Ben, burada, yine depremi unutmamak, depremzedeleri unutmamak adına paylaşmak istediğim bir post var, sizinle paylaşmak istiyorum. Ayşenur isimli depremzede şöyle diyor: "Gücüm bitti. Çadıra 'amenna' dedik. Gök yarılmış gibi yağmur yağıyor. Tuvalet 150 metre ötede. Yürürken çamurda 1 metre kayıp düştüm. 1 tane domates de yıkayacak olsam 200 metre yürüyoruz. Çadır ya ateş gibi ya buzdolabı gibi. Bazı zamanlar depremden kurtulduğumuza sevinemiyorum ve derdimi anlattığında sürekli 'Şükret, yaşıyorsun.' diyorlar. Ya, hayatta kalmak için neler çektik biz? Eksi 20 derecede üç gün 200 liralık benzinle ısınmaya çalıştık. Sulara lağım karıştı, kar suyu eritip içtik. Yemek zaten yoktu, açlığımızı unutmak için uyuduk. Ama artık yoruldum, çabalamadan mutlu yaşamak istiyorum artık. İki aya yaklaştı, hâlâ korkumuz bu geceki fırtınadan nasıl çadırımızı uçmaktan koruyacağımız. Sobayı zaten yakamayacağız, kat kat giyinerek hayatta kalmaya çalışacağız. Yoruldum, çok yoruldum. Hepimize insanca koşullarda konteyner vermek bu kadar zor muydu? Yaşanmıyor bu şekilde, yaşanmıyor. Niye anlamak istemiyorlar, niye? Biri de beni anlasın istiyorum. 'Şükret, yaşıyorsun'dan öteye geçsin cümleler istiyorum. Bitkinim, güçsüzüm, umudum az, heyecanım yok."

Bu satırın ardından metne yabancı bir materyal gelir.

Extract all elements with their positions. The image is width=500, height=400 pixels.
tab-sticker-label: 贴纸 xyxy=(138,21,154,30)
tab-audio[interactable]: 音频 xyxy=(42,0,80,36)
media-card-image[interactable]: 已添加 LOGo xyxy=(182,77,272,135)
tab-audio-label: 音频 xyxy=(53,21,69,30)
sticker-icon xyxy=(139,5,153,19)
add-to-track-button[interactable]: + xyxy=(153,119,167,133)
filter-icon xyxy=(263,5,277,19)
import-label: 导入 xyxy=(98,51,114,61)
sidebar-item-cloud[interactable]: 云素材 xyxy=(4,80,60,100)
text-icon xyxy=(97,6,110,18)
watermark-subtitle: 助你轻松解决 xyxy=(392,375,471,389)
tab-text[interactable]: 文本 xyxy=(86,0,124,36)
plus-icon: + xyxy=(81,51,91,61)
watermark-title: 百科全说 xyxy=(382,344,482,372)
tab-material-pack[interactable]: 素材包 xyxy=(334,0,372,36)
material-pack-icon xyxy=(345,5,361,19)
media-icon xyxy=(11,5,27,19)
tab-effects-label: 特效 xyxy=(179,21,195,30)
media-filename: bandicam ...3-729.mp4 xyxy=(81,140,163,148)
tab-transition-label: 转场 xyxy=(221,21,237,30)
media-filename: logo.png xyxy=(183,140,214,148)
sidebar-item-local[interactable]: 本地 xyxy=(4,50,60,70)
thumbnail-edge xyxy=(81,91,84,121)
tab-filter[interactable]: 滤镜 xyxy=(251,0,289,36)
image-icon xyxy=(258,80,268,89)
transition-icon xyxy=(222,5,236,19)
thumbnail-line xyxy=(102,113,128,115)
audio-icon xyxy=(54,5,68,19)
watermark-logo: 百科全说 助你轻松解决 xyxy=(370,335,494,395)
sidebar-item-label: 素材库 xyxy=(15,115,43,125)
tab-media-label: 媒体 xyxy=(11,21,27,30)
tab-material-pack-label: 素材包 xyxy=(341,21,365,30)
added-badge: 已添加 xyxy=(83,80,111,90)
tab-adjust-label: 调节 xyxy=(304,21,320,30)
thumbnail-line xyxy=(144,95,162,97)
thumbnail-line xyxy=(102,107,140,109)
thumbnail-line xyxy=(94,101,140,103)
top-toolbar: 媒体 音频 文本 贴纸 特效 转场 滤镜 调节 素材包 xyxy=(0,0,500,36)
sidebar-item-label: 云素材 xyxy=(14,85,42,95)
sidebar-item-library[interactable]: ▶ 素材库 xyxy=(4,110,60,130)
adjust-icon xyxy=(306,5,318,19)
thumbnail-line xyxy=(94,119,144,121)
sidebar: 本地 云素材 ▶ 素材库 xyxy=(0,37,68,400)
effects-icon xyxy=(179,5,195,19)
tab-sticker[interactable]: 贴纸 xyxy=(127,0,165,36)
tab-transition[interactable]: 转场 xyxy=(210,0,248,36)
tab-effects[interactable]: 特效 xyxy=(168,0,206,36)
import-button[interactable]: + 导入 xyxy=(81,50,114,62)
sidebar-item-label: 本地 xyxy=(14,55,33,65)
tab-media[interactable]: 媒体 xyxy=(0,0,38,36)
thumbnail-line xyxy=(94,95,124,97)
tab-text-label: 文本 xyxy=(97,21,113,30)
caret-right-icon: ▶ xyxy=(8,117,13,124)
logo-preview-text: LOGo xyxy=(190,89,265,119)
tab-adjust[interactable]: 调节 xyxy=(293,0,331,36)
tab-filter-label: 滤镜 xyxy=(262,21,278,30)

Daha bunun gibi çok sayıda paylaşımlar görüyoruz ve dayanışma yaşatır dedik, depremin ilk gününden itibaren halkımızın gösterdiği dayanışma çok değerli oldu, çok şeye, çok yere dokundu ama halkın dayanışması yetmiyor Sayın Başkan. Burada kurumların, devletin, Hükûmetin bir dakika bile durmadan harekete geçip bu sorunları çözmesi gerekiyor. Bizlerin bu işleri halletmek için seferber olması gerekiyor. Yani ben uzatmak istemiyorum ama AFAD'ın, Kızılayın, Hükûmetin yetkili kurullarının, Sağlık Bakanlığının, Eğitim Bakanlığının, bütün herkesin yapacağı çok şey var ama yapılmadığını bütün toplum gördü. Çocuklar okula, eğitime erişemiyor, barınma sorunu had safhada; e, sağlık sorunu, kadınların sağlığa erişme sorunu. O kadar çok sorun var ki bunların hangi birini anlatalım, hangi birini konuşalım? E, şimdi, gelmişiz burada yalan yanlış, çarpık birçok madde var, tamam kaldırıldı bazıları, şimdiden kaldırılma teklifi yapıldı, çıkarılma teklifi yapıldı bu önerge sahipleri tarafından, bu olumlu diyelim. Ama yani bu şaşkınlığın sebebi bu, yani bu kadar akut sorunlar varken biz ne yapmaya çalışıyoruz?
Seçime beş kalmışken biz burada bu toplantılarla ne yapmaya çalışıyoruz? Bu halkın, bu toplumun sağlık sektöründe olsun, bütün sektörlerde, bütün alanlarda olsun çok radikal değişime ihtiyacı var. Sağlıktaki bu rantsal dönüşümün çok köklü bir şekilde sorgulanması gerekirken biz zaten palyatif çözümlerle hiçbir yere ulaşamayız ve bu son dakika alelacele getirilmiş torba yasalar da zaten ne sağlık alanındaki hiçbir sorunu çözmeye muktedir olabilir ne de gerçek amacı bu değil. Bakın, biz bu toplantıya gelirken tabipler, emekli hekimler feveran ediyor, "Geçinemiyoruz." diyorlar. O kadar asgari ücretin altında emekli maaşı alan hekim olduğu görülüyor.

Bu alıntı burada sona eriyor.